Сделайте так, чтобы мы навеки, до самой могилы,
Дружбы священной союз свято могли сохранить!
(Пер. И. Л. Сельвинского.)
Однако счастье недолговечно. Наступает трагическая развязка. Лесбия изменила поэту. Она выбрала Руфа, который был лучшим другом поэта. Мучительная ревность, жажда вернуть любимую, гнев и обида обманутой дружбы и обманутой любви — все изливает в стихах несчастный поэт. Он пишет убийственные эпиграммы на своего соперника. Он проклинает обоих изменников. Он грозит Руфу ославить его в веках:
Даром я, Руф ненавистный, считал тебя братом и другом!
Нет, ведь не даром, увы! Дорого я заплатил.
Словно грабитель, подполз ты и сердце безжалостно выжег,
Отнял подругу мою — все, что я в жизни имел.
Отнял! О горькое горе! Проклятая, подлая язва!
Подлый предатель и вор! Дружбы убийца и бич!
Плачу я, только подумаю: чистые губы чистейшей
Девушки пакостный твой гнусно сквернит поцелуи!
Но не уйдешь от возмездья! Потомкам ты будешь известен!
Низость измены твоей злая молва разгласит!
(Пер. А. И. Пиотровского.)
С горьким упреком обращается Катулл и к неверной Лесбии, напоминает ей, как страстно и преданно он ее любил, как они были счастливы:
Нет, ни одна среди женщин такой похвалиться не может
Сильной любовью, какой Лесбию я полюбил.
Крепче, чем узы любви, которыми были когда-то
Связаны наши сердца, не было уз на земле.
Ныне ж расколото сердце. Шутя ты его расколола,
Лесбия! Страсть и печаль сердце разбили мое.
Другом тебе я не буду, хоть стань добродетельна снова.
Но разлюбить не могу, будь хоть преступницей ты!
(Пер. А. И. Пиотровского.)
С большой эмоциональной силой изображает Катулл смешение противоречивых чувств, мучительную борьбу страстей. Наконец он находит слова для выражения своего душевного разлада. Слова, которые потом, вслед за Катуллом, повторят многие поэты Европы:
Да! Ненавижу и все же люблю. Как возможно, ты спросишь?
Не объясню я. Но так чувствую, смертно томясь.

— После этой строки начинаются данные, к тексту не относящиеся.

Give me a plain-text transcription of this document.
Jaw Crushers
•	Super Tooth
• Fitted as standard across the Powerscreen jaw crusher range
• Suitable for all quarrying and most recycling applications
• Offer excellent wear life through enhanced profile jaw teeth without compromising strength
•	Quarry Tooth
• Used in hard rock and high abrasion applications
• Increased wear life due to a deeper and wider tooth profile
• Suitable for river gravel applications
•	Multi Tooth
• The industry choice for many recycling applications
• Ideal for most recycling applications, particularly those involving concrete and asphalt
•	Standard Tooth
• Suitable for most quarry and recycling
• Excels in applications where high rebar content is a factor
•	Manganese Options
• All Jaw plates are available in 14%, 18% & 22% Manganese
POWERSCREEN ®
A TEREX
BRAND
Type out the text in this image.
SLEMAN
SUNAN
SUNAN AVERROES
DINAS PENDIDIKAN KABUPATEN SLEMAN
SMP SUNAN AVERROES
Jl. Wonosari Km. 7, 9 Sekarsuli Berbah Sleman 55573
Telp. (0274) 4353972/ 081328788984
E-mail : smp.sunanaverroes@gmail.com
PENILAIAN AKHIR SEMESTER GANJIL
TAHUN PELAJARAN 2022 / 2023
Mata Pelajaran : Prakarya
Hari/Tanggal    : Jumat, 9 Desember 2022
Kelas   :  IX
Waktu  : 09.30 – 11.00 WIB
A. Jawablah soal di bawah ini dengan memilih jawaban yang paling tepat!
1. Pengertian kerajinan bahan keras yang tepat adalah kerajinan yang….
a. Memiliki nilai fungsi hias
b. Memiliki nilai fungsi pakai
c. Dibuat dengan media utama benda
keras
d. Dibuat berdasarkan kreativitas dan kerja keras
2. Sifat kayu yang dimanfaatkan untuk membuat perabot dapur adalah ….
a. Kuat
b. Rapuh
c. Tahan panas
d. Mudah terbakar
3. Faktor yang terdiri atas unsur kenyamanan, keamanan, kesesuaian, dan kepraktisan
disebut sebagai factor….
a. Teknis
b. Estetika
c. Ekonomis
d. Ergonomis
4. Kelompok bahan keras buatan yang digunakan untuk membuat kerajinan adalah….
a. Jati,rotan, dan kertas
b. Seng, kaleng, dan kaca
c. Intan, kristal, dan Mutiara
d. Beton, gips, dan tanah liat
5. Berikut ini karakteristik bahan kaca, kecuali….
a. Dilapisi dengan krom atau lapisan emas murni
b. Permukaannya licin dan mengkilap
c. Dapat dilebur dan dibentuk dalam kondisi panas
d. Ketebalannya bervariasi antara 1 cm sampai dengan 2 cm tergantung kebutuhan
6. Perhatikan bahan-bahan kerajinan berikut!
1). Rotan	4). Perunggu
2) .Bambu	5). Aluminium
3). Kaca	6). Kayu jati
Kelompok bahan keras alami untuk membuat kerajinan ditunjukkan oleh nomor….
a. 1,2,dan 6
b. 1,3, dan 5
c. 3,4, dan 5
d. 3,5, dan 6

(Пер. А. И. Пиотровского.)
Катулл делает тщетные попытки вернуть утраченное счастье. Он готов простить измену. Он зовет свою любимую:
В тоске последней, смертной, я тебе крикнул,
Ответом, о жестокая, мне был смех твой!
Борьба с самим собой, со своей несчастной любовью с особенной силой звучит в торжественном отречении от любви, которым завершается этот цикл стихотворений Катулла, посвященный Лесбии:
Все, чем влюбленное сердце любимого словом и делом
Может обрадовать, все сделал ты, все ты сказал.
Все, что доверчиво отдал, поругано, попрано, сгибло!
Что же ты любишь еще? Что же болит твоя грудь?
Тратишься в чувстве напрасном, не можешь уйти и забыться.
Или на зло божеству хочешь несчастным ты быть?
Трудно оставить любовь, долголетней вскормленную
страстью.
Трудно, и все же оставь, надо оставить, оставь!
В этом одном лишь спасенье. Себя победи! Перемучай!
Надо! Так делай скорей! Можно ль, нельзя ли, живи!
Боги великие! Если доступна вам жалость и если
Даже и в смерти самой помощь вы людям несли,
Сжальтесь теперь надо мною и, если я жил непорочно,
Вырвите эту напасть, ужас и яд из груди!
Вот уже смертная дрожь к утомленному крадется сердцу,
Радость, веселье и жизнь — все позабыто давно.
Я не о том уже ныне молюсь, чтобы она полюбила,
И не о том, чтобы скромною стала — не может она!